The Prime Minister’s price cap announcement did not directly implicate businesses. Her conference speech focused on the impact on vulnerable consumers whose misguided ‘loyalty’ was being punished. “And one of the greatest examples in Britain today is the broken energy market,” Theresa May said. She continued: “The most loyal customers are often those with lower incomes: the elderly, people with lower qualifications and people who rent their homes. Those who for whatever reason, are unable to find the time to shop around.” The speech contained little ‘meat’ of the policy. The party’s 2017 manifesto contained more information about the policy. It is important to understand how the final policy could look if we are to understand the direct and indirect effects it could have on businesses. “Energy suppliers have long operated a two-tier market, where those constantly checking for the best deal can do well but others are punished for inactivity with higher prices. “We will introduce a safeguard tariff cap that will extend the price protection currently in place for some vulnerable customers to more customers on the poorest value tariffs … the safeguard tariff cap will protect customers who do not switch against abusive price increases.” We can gleam three key points from the policy details here and elsewhere.
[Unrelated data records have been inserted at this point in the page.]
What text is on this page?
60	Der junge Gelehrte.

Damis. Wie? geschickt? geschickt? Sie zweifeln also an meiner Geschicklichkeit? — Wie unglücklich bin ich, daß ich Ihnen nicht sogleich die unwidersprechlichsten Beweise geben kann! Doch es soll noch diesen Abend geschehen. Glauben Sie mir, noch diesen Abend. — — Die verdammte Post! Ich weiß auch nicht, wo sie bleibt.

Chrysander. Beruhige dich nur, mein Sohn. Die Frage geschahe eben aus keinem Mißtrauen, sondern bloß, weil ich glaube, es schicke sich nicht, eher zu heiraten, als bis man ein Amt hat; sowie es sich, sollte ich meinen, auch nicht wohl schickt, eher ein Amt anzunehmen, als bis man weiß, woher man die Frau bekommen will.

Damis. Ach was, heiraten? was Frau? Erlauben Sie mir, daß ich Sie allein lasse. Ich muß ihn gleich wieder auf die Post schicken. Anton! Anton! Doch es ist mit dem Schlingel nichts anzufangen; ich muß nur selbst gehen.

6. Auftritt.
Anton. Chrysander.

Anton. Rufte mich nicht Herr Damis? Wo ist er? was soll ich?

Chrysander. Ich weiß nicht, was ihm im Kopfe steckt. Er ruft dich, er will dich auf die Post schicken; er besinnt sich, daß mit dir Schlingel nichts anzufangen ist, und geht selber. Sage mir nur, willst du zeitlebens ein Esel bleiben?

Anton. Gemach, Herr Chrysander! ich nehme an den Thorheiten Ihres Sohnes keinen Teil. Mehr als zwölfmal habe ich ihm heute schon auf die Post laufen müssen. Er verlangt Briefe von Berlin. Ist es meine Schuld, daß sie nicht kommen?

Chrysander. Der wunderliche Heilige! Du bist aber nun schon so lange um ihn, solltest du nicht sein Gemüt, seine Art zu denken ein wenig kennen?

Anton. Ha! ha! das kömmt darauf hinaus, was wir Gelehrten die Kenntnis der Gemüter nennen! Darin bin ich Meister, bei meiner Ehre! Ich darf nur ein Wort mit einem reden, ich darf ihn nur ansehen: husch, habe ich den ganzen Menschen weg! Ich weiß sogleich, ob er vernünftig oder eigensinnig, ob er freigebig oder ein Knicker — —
  • The bill will give the regulator Ofgem the power to impose a cap on standard variable tariffs across the whole market. Standard variable tariffs account for a large part of the market
  • It will be up to Ofgem to set the level of the cap
  • This measure is intended to be temporary, until "innovations such as smart meters arrive and enable the market to work properly for everyone"
The manifesto only contains one sentence relating to the price cap and businesses. It reads: “As part of broader reforms to the business energy market, we will consult on how to extend our safeguard tariff cap to micro-businesses.” Micro-businesses however, likely already purchase energy from domestic suppliers anyway so the impact of this will be minimal. So, what could the indirect impact on more substantial businesses be? If they are instituted poorly, price caps can limit competition because suppliers often withdraw cheaper deals to recoup losses on the more expensive tariffs. The boss of British Gas-owner Centrica, Iain Conn, has already warned that price caps could mean the end of the cheapest deals. This may be an exaggeration. Energy companies will always be motivated to undercut each other to try to win more customers. But aggressive price wars can quickly wipe out energy company profits and, in extreme cases, could result in energy companies failing. A similar price cap, imposed in the 1990s in California caused rolling blackouts and the bankruptcy of major energy providers. This could have a knock-on effect on businesses who purchase energy from the same providers that serve the domestic market. So far it is not clear what form the price cap will take. The final result is likely to be negotiated by Ofgem and may be less wide-ranging than current comment suggests. On the whole, businesses are likely to be insulated from the effects of the price cap.